Mendidik anak adalah tanggung jawab bersama
Satu hal yang paling sangat penting dalam
mencapai keluarga yang bersuasana surgawi, yakni orangtua harus mampu mendidik
dan mengarahkan putra- putrinya pada jalan yang benar- benar diridhoi oleh
Allah SWT. Bagaimanapun harmonisnya hubungan suami isteri, namun dalam mendidik
anak tidak tepat maka akhirnya keharmonisan itu akan terganggu dan bahkan akan
hancur karenanya.
Untuk itulah islam sebagai agama yang
memproklamirkan diri sebagai agama yang rahmatan lil alamin memberikan
dasar- dasar dan konsep kunci dalam mendidik anak agar anak nantinya bisa
berjalan selaras dengan apa yang menjadi dambaan orang tua.

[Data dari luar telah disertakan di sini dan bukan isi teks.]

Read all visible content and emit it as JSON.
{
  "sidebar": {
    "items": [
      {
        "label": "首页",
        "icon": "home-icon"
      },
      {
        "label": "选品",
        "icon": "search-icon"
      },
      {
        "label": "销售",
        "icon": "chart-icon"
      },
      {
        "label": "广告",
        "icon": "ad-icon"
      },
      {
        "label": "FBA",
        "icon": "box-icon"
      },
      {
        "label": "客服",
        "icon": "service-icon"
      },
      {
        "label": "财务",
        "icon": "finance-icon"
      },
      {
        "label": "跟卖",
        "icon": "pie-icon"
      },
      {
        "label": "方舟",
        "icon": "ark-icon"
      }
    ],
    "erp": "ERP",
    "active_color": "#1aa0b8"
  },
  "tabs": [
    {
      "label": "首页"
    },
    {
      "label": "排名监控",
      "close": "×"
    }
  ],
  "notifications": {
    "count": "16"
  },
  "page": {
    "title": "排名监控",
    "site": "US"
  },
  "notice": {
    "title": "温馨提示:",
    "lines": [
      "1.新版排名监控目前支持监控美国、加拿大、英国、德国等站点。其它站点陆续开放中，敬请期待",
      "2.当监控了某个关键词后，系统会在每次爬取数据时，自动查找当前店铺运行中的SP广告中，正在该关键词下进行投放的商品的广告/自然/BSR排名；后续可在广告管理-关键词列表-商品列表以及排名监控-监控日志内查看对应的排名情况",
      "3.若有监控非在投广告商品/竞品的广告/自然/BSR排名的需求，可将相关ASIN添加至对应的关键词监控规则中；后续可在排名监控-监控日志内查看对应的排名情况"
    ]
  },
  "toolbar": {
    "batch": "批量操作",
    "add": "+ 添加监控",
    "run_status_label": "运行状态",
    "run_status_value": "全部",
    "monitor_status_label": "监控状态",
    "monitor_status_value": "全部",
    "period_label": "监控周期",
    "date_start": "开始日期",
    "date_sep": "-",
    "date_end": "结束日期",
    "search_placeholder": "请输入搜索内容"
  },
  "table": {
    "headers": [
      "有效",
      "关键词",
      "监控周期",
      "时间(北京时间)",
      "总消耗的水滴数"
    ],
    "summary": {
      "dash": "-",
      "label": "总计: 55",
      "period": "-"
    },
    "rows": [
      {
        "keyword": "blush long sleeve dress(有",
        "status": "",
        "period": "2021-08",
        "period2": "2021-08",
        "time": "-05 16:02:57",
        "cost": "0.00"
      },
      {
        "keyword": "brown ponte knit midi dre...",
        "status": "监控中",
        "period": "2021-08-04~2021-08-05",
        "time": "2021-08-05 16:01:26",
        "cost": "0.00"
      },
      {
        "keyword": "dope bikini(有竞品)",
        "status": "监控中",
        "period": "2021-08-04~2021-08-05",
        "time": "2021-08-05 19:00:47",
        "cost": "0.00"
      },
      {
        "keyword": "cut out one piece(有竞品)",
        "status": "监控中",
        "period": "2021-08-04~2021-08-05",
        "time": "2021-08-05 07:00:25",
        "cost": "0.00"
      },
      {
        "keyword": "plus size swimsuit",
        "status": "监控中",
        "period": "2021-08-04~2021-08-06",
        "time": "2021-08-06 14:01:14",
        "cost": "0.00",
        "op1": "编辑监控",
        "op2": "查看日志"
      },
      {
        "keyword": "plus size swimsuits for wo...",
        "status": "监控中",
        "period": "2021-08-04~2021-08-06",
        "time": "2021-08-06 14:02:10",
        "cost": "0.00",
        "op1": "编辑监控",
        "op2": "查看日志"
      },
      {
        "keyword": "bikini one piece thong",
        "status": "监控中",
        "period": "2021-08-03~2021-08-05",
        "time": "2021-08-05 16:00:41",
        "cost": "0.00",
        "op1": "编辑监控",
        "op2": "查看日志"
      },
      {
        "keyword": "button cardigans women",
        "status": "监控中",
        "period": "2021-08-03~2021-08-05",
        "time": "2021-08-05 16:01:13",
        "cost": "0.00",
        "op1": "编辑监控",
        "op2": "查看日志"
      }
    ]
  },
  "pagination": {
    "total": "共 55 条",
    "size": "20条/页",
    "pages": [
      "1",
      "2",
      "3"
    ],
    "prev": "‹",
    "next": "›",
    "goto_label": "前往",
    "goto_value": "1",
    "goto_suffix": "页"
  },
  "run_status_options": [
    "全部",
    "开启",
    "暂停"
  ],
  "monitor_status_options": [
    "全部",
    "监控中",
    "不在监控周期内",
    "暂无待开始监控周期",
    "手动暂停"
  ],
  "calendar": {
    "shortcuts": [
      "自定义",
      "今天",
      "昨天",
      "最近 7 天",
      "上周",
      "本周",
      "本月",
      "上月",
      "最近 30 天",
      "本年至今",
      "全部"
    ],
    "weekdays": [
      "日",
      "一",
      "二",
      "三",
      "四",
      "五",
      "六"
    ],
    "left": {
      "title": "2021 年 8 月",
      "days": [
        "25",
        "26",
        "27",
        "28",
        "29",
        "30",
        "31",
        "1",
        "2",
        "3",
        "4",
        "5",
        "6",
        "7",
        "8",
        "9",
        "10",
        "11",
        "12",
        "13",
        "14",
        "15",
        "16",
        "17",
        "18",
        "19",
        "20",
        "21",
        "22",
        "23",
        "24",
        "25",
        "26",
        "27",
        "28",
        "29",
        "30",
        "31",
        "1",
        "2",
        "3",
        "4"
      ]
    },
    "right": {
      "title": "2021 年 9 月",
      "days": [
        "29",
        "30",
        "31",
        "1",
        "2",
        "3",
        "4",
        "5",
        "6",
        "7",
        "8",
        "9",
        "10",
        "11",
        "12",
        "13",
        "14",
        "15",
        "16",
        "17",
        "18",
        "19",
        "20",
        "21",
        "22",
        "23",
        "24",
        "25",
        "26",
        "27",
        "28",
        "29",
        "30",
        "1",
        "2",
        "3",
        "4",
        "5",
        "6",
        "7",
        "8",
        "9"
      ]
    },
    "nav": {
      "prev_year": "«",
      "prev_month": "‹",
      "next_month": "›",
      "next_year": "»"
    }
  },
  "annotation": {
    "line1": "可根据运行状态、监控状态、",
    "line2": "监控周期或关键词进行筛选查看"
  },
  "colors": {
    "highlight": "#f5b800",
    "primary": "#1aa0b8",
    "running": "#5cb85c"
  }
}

Mahmud Al- Shabbagh menandaskan bahwa ada
beberapa hal penting yang harus dilakukan orang tua dalam mendidik anaknya,
diantaranya:
Pertama, pendidikan anak dalam islam memiliki keunikan
tersendiri, dimana dalam islam pendidikan anak dimulai sejak anak sebelum
dilahirkan, tepatnya ketika mencari calon suami atau isteri. Mencari calon
suami atau isteri dalam islam harus didasarkan atas dasar taqwa dan keshalihan,
jelasnya nasab dan kehormatan. Pernikahan yang dilakukan atas dasar taqwa
inilah yang nantinya akan melahirkan anak- anak yang suci dari segala segi,
tercetak dari akhlak- akhlak islam yang mulia.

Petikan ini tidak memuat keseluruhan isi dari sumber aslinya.